The crib in Ellen Darcy's Boston home has sat empty for more than a year. And in suburban Washington, Laura Teresinski has prepared a nursery for a baby that may never arrive.
They and thousands of prospective parents, eager to adopt children from abroad, have found themselves in an emotional legal limbo since two of the most popular countries for international adoptions -- Guatemala and Vietnam -- recently halted their programs.
Now would-be mothers and fathers around the United States wonder what will become of their quest to adopt a child -- a pursuit that can fray nerves, cost up to $30,000 and span several years.
Guatemala announced this month that it would conduct a case-by-case review of every pending foreign adoption case. That put on hold the adoption plans of about 2,000 American families.
The crackdown comes amid reports that some in Guatemala coerce mothers to relinquish their children for adoption -- or steal the children outright and present them as orphans.
Similar accusations have arisen in Vietnam.
After the United States accused adoption agencies there of corruption and baby-selling, Vietnam said in April that it would no longer allow adoptions to the United States.
"My husband and I were absolutely devastated," Teresinski said. "Adoptive parents have put a lot of emotional energy and a lot of financial resources in the process."
Vietnam's decision affects several hundred families.
Families in the United States adopted 4,728 children from Guatemala and 828 from Vietnam last year.
The halt in adoptions from those two nations unfolds against the backdrop of a dramatic rise in international adoptions in the United States.
The number of foreign-born children adopted by U.S. families more than tripled from 1990 to 2004, when it reached a high of 22,884, though the figure has declined slightly each year since.
n 2007, the U.S. granted visas to 19,613 children so they could join an adoptive family in the United States, according to U.S. State Department figures. About 70 percent of those children came from four countries: China, Guatemala, Russia and Ethiopia.
A few other countries have also halted foreign adoptions at various times, including Kazakhstan and Togo.
Yet the suspensions in Vietnam and Guatemala have had the biggest impact -- they're two of the 10 countries that send the most children to adoptive homes in the Unites States.
Fear of fraud stirs heartache
For Darcy, the review seems more detrimental than helpful.
Her adopted daughter, Carolina, remains in a Guatemalan foster home with three dozen other babies.
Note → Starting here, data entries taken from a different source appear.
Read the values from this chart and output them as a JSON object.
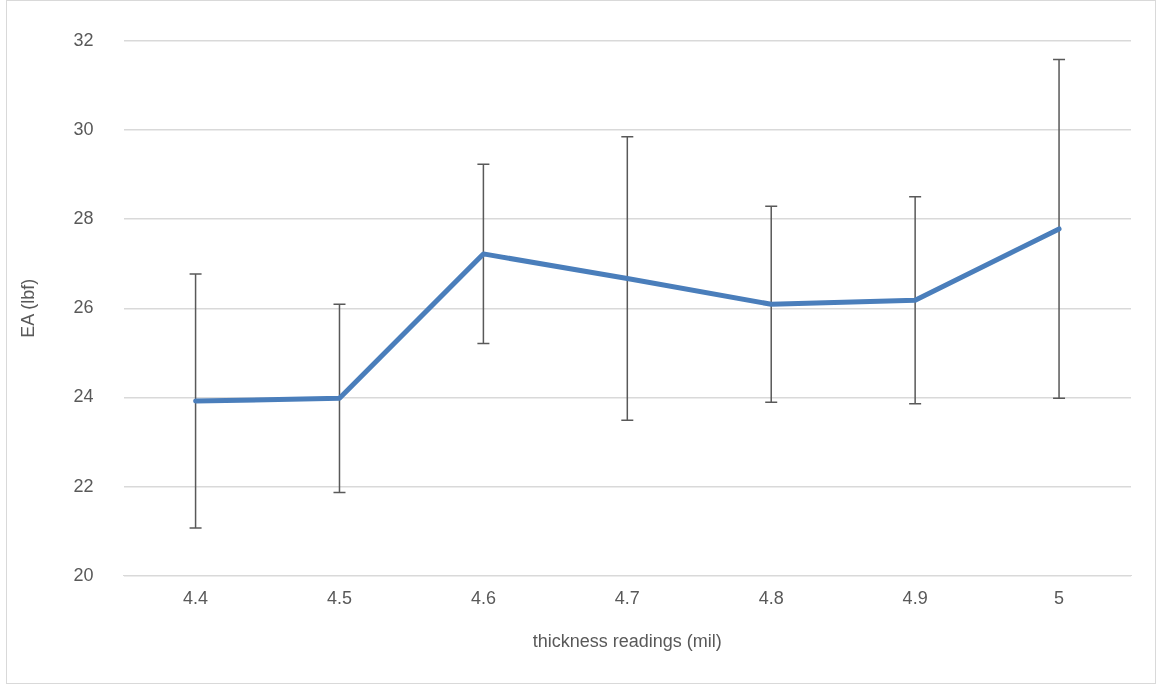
{
  "chart_data": {
    "type": "line",
    "xlabel": "thickness readings (mil)",
    "ylabel": "EA (lbf)",
    "categories": [
      "4.4",
      "4.5",
      "4.6",
      "4.7",
      "4.8",
      "4.9",
      "5"
    ],
    "series": [
      {
        "color": "#4a7ebb",
        "values": [
          23.92,
          23.98,
          27.22,
          26.67,
          26.09,
          26.18,
          27.78
        ],
        "errors": [
          2.85,
          2.11,
          2.01,
          3.18,
          2.2,
          2.32,
          3.8
        ]
      }
    ],
    "ylim": [
      20,
      32
    ],
    "yticks": [
      20,
      22,
      24,
      26,
      28,
      30,
      32
    ],
    "grid": "y",
    "legend": false,
    "marker": "none",
    "line_style": "solid"
  }
}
Darcy worries that keeping Carolina, now 15 months old, in a foster home will harm her early development.
"She's not getting one-on-one care by a consistent caretaker," Darcy said, adding later, "Nobody is looking at this as a violation of the kids' human rights except for these (American) parents."
Guatemala, which until now has had little to no oversight of its foreign adoptions, has the highest per capita rate of adoption in the world.
Nearly one in 100 babies born in Guatemala wind up living with adoptive parents in the United States, according to the U.S. consulate in Guatemala.
While adoptive parents in the United States undergo rigorous screening, adoptions in Guatemala had been processed by notaries responsible for determining whether the babies were relinquished voluntarily. They also arrange foster care and handle paperwork -- notaries in Latin America tend to have more legal training than notaries in the United States.
Both Guatemalan and U.S. officials fear the system leads to practices such as paying birth mothers for children or, in some instances, coercion.
Officials in both countries say gaps in regulations and the high sums of money at play -- adoptions can cost up to $30,000 -- may have created unintended incentives in a country where the State Department estimates that 80 percent of the population lives in poverty.
The Guatemalan government has said its review could take a month or longer. As for the American families, they can only wait.
"I think it's overkill," said Darcy, who was matched with Carolina last March and was approved to adopt the girl last winter -- typically one of the last steps before the actual adoption is complete.
"No adoptive parent wants to adopt an abducted child -- a child that wasn't voluntarily relinquished -- but to keep them as hostages is unacceptable," Darcy said.